Templates available on your cloud
The exact number of available default Kubernetes cluster templates depends on the cloud you choose to work with.
- WAW3-1
These are the default Kubernetes cluster templates on WAW3-1 cloud:
How to choose a proper template
Standard templates
Standard templates are general in nature and you can use them for any type of Kubernetes cluster. Each will produce a working Kubernetes cluster on Eumetsat Elasticity OpenStack Magnum hosting. The default network driver is calico. A template that does not specify calico, k8s-1.25.16-v1.1.1, is identical to the template that does specify calico in its name. Both are placed in the left column in the following table:
| calico | cilium |
|---|---|
| k8s-1.25.16-v1.1.1 | k8s-1.25.16-cilium-v1.1.1 |
| k8s-1.25.16-cilium-v1.1.1 |
If the application does not require a great many operations, then a standard template should be sufficient.
You can also dig deeper and choose the template according to the the network plugin used.
Network plugins for Kubernetes clusters
Kubernetes cluster templates at Eumetsat Elasticity cloud use calico or cilium plugins for controlling network traffic. Both are CNI compliant. Calico is the default plugin, meaning that if the template name does not specify the plugin, the calico driver is used. If the template name specifies cilium then, of course, the cilium driver is used.
Calico (the default)
Calico uses BGP protocol to move network packets towards IP addresses of the pods. Calico can be faster then its competitors but its most remarkable feature is support for network policies. With those, you can define which pods can send and receive traffic and also manage the security of the network.
Calico can apply policies to multiple types of endpoints such as pods, virtual machines and host interfaces. It also supports cryptographics identity. Calico policies can be used on its own or together with the Kubernetes network policies.
Cilium
Cilium is drawing its power from a technology called eBPF. It exposes programmable hooks to the network stack in Linux kernel. eBPF uses those hooks to reprogram Linux runtime behaviour without any loss of speed or safety. There also is no need to recompile Linux kernel in order to become aware of events in Kubernetes clusters.
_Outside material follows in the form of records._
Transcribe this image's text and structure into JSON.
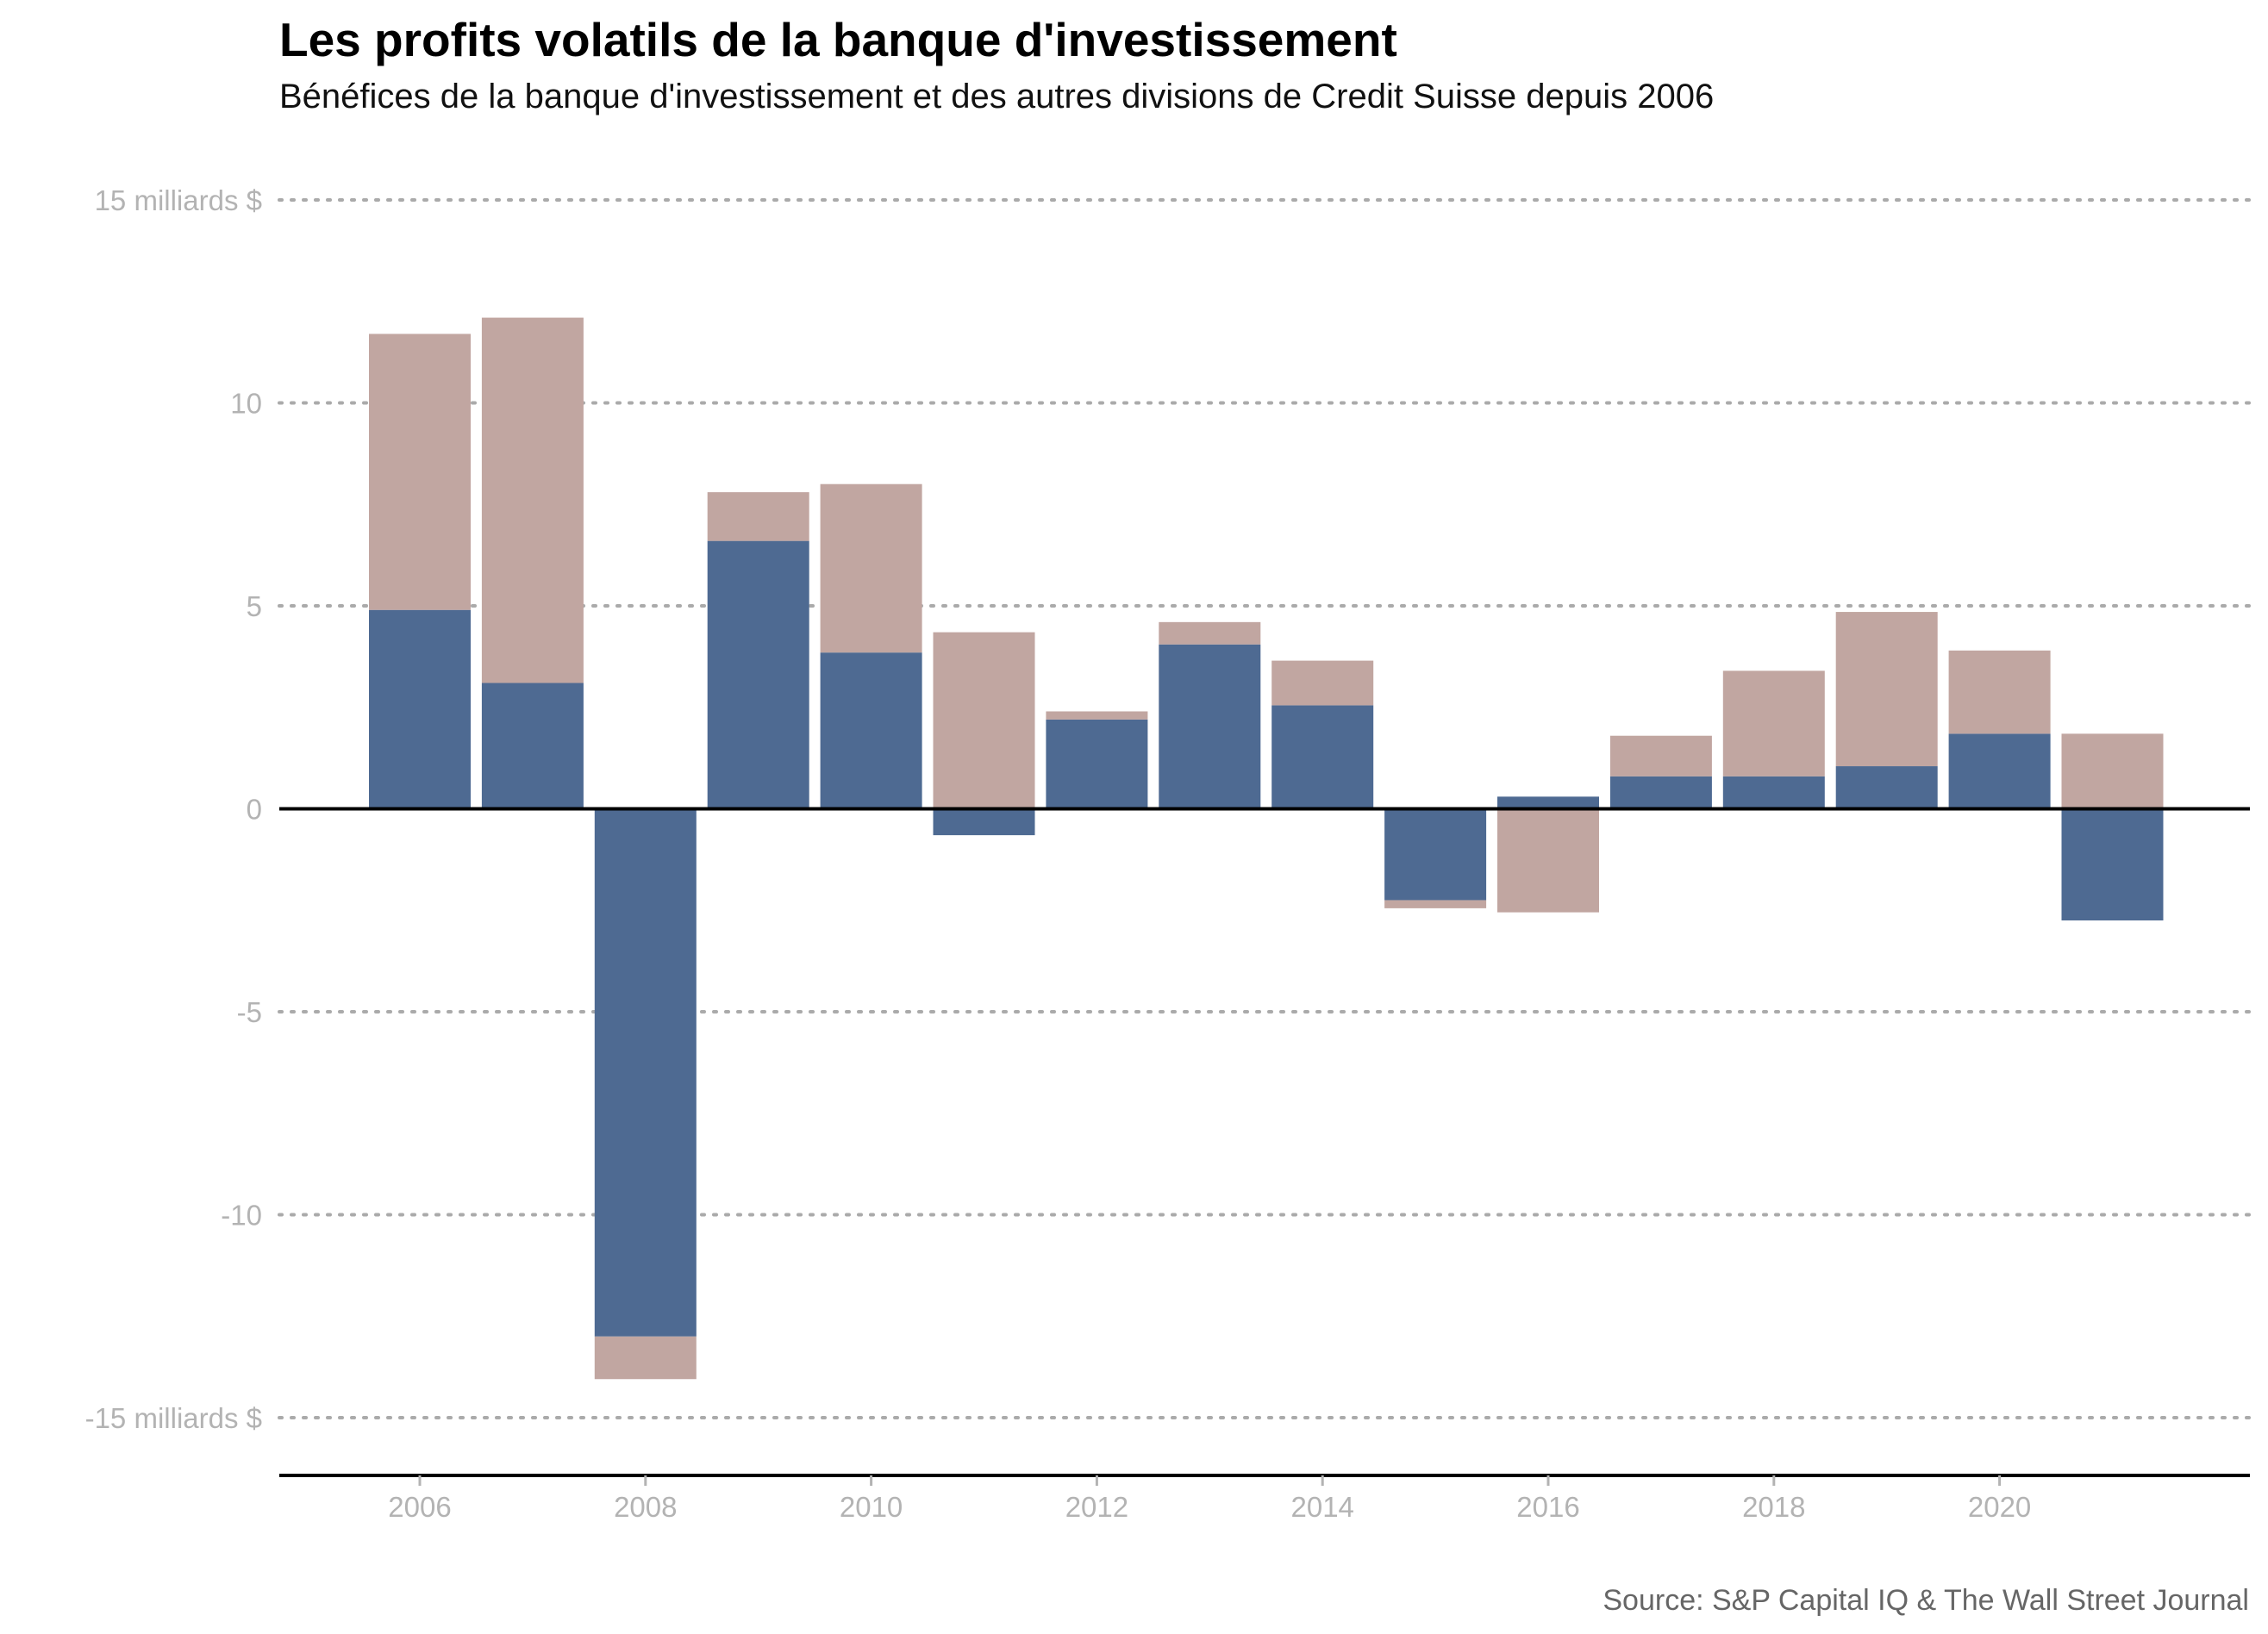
{
  "chart_data": {
    "type": "bar",
    "stacked": true,
    "title": "Les profits volatils de la banque d'investissement",
    "subtitle": "Bénéfices de la banque d'investissement et des autres divisions de Credit Suisse depuis 2006",
    "source": "Source: S&P Capital IQ & The Wall Street Journal",
    "categories": [
      "2006",
      "2007",
      "2008",
      "2009",
      "2010",
      "2011",
      "2012",
      "2013",
      "2014",
      "2015",
      "2016",
      "2017",
      "2018",
      "2019",
      "2020",
      "2021"
    ],
    "series": [
      {
        "values": [
          4.9,
          3.1,
          -13.0,
          6.6,
          3.85,
          -0.65,
          2.2,
          4.05,
          2.55,
          -2.25,
          0.3,
          0.8,
          0.8,
          1.05,
          1.85,
          -2.75
        ],
        "color": "#4e6a92"
      },
      {
        "values": [
          6.8,
          9.0,
          -1.05,
          1.2,
          4.15,
          4.35,
          0.2,
          0.55,
          1.1,
          -0.2,
          -2.55,
          1.0,
          2.6,
          3.8,
          2.05,
          1.85
        ],
        "color": "#c1a6a1"
      }
    ],
    "ylim": [
      -15,
      15
    ],
    "yticks": [
      15,
      10,
      5,
      0,
      -5,
      -10,
      -15
    ],
    "ytick_labels": [
      "15 milliards $",
      "10",
      "5",
      "0",
      "-5",
      "-10",
      "-15 milliards $"
    ],
    "xticks": [
      "2006",
      "2008",
      "2010",
      "2012",
      "2014",
      "2016",
      "2018",
      "2020"
    ],
    "grid": true
  }
}
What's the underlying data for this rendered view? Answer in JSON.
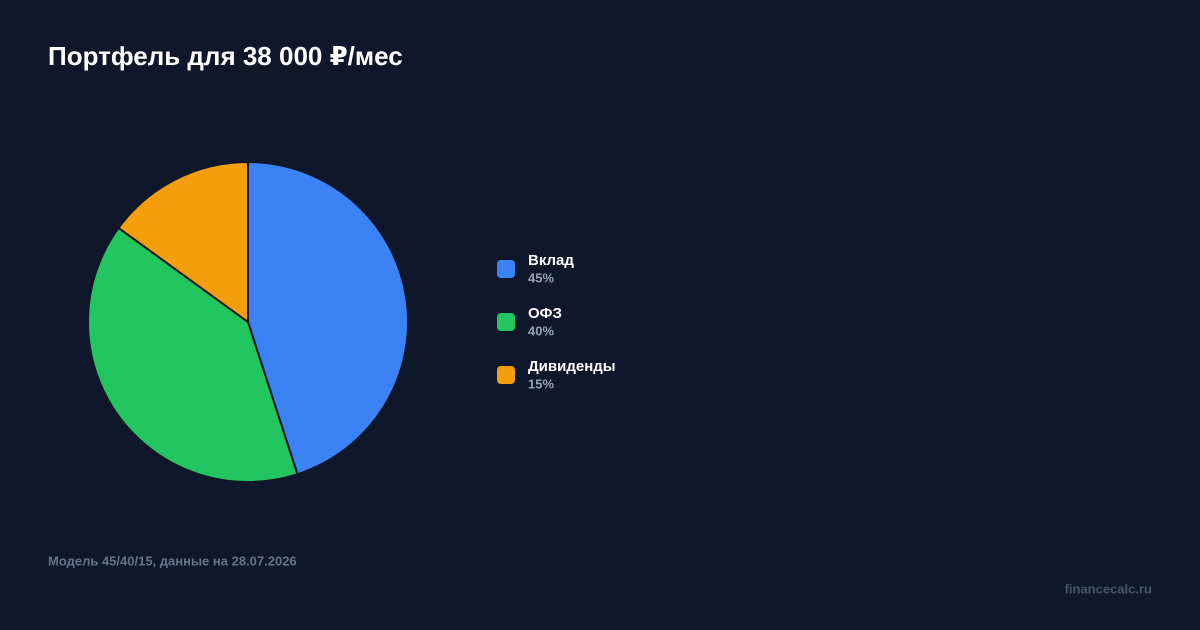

In essence, eBPF enables Linux to watch over Kubernetes and react appropriately.
With Cilium, the relationships amongst various cluster parts are as follows:
pods in the cluster (as well as the Cilium driver itself) are using eBPF instead of using Linux kernel directly,
kubelet uses Cilium driver through the CNI compliance and
the Cilium driver implements network policy, services and load balancing, flow and policy logging, as well as computing various metrics.
Using Cilium especially makes sense if you require fine-grained security controls or need to reduce latency in large Kubernetes clusters.